Jakarta – Memasuki awal tahun 2020, ditengah berbagai berita tentang bencana banjir dibeberapa wilayah, kenaikan iuran BPJS Kesehatan resmi mulai diberlakukan sesuai dengan Perpres No. 75 Tahun 2019.
Kenaikan ini berlaku untuk semua kelas dan klasifikasi peserta tanpa terkecuali yang tentu saja cukup memberatkan bagi peserta BPJS Mandiri.
Peserta kelas 1 dan 2 mengalami kenaikan lebih dari 100% dari iuran semula.
Sementara peserta kelas 3 mandiri naik sebesar 65% yang akan dialami oleh peserta dari Pekerja Bukan Penerima Upah (PBPU) dan Bukan Pekerja (BP). Kedua kelompok ini sebetulnya berada dalam kondisi yang cukup rentan miskin dan selama ini sangat berat untuk memenuhi kewajiban membayar iuran BPJS.

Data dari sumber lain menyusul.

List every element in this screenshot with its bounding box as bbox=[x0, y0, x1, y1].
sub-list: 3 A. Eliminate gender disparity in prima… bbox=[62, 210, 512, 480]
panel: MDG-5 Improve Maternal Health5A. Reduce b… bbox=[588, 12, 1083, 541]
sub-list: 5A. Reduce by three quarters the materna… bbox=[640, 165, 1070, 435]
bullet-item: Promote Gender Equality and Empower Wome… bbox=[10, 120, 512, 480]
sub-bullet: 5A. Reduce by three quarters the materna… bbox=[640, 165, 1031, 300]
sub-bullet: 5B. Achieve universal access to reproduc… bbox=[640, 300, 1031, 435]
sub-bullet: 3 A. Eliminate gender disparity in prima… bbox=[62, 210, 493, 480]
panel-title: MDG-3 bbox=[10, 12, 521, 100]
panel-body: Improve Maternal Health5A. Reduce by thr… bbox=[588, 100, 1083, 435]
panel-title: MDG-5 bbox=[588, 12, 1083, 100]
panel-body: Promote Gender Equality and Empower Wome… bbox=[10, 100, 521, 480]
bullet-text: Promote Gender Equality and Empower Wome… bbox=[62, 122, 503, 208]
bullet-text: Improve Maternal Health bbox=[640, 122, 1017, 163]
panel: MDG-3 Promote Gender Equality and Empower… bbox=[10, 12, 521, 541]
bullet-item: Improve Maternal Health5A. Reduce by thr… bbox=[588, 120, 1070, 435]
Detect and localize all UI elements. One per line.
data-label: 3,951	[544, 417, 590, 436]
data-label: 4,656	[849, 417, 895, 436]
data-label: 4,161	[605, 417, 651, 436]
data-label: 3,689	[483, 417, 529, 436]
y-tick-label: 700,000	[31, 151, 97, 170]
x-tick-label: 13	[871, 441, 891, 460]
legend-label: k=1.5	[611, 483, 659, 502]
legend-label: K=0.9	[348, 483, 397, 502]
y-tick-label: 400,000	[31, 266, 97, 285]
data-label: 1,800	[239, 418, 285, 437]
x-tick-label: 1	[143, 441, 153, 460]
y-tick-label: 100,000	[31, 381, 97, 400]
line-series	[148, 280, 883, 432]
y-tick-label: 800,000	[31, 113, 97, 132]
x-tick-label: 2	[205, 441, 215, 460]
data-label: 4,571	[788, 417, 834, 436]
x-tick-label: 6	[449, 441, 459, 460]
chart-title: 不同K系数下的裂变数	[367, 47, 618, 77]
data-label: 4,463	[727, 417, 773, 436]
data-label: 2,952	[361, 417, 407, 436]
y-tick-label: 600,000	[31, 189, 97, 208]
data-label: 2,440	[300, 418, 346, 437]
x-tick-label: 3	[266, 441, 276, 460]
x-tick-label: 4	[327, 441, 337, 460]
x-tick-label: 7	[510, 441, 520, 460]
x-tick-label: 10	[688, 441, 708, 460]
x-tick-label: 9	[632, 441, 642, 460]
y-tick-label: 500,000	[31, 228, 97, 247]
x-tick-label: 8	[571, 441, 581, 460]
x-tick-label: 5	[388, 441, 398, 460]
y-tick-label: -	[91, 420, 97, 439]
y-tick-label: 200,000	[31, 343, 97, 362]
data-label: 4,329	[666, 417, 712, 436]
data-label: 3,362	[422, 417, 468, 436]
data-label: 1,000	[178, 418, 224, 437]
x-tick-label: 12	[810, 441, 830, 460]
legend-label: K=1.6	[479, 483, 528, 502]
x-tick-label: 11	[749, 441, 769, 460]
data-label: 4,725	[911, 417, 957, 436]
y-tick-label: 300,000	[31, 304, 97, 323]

“Kenaikan iuran BPJS yang mulai diberlakukan ini sangat mengecewakan, karena Pemerintah mengabaikan keputusan yang sudah dibuat bersama dengan DPR,” demikian disampaikan anggota DPR RI Komisi IX dari Fraksi PKS, Kurniasih Mufidayati hari ini disela kunjungan ke Dinas Kesehatan Propinsi DKI Jakarta, Jum’at (3/1/2020).
Mufida mengatakan, Pemerintah yang terdiri dari Kementerian Kesehatan, DJSN dan BPJS Kesehatan telah melakukan rapat maraton bersama dengan Komisi IX sampai dini hari sebanyak 2 kali, yaitu pada 7 November 2019 dan 12 Desember 2019.
Rapat dilakukan untuk mencari solusi bagaimana kenaikan iuran yang cukup besar ini tidak dilakukan, setidaknya bagi peserta kelas III dari PBPU dan BP karena akan cukup memberatkan ditengah situasi ekonomi yang masih lesu.
“Sejak rapat gabungan tanggal 2/9 2019, Komisi IX tegas menolak kenaikan iuran BPJS Kesehatan terutama untuk peserta kelas III PBPU dan BP,” tegas politikus perempuan PKS dari daerah pemilihan DKI Jakarta II yang meliputi Jakarta Pusat, Jakarta Selatan dan Luar Negeri.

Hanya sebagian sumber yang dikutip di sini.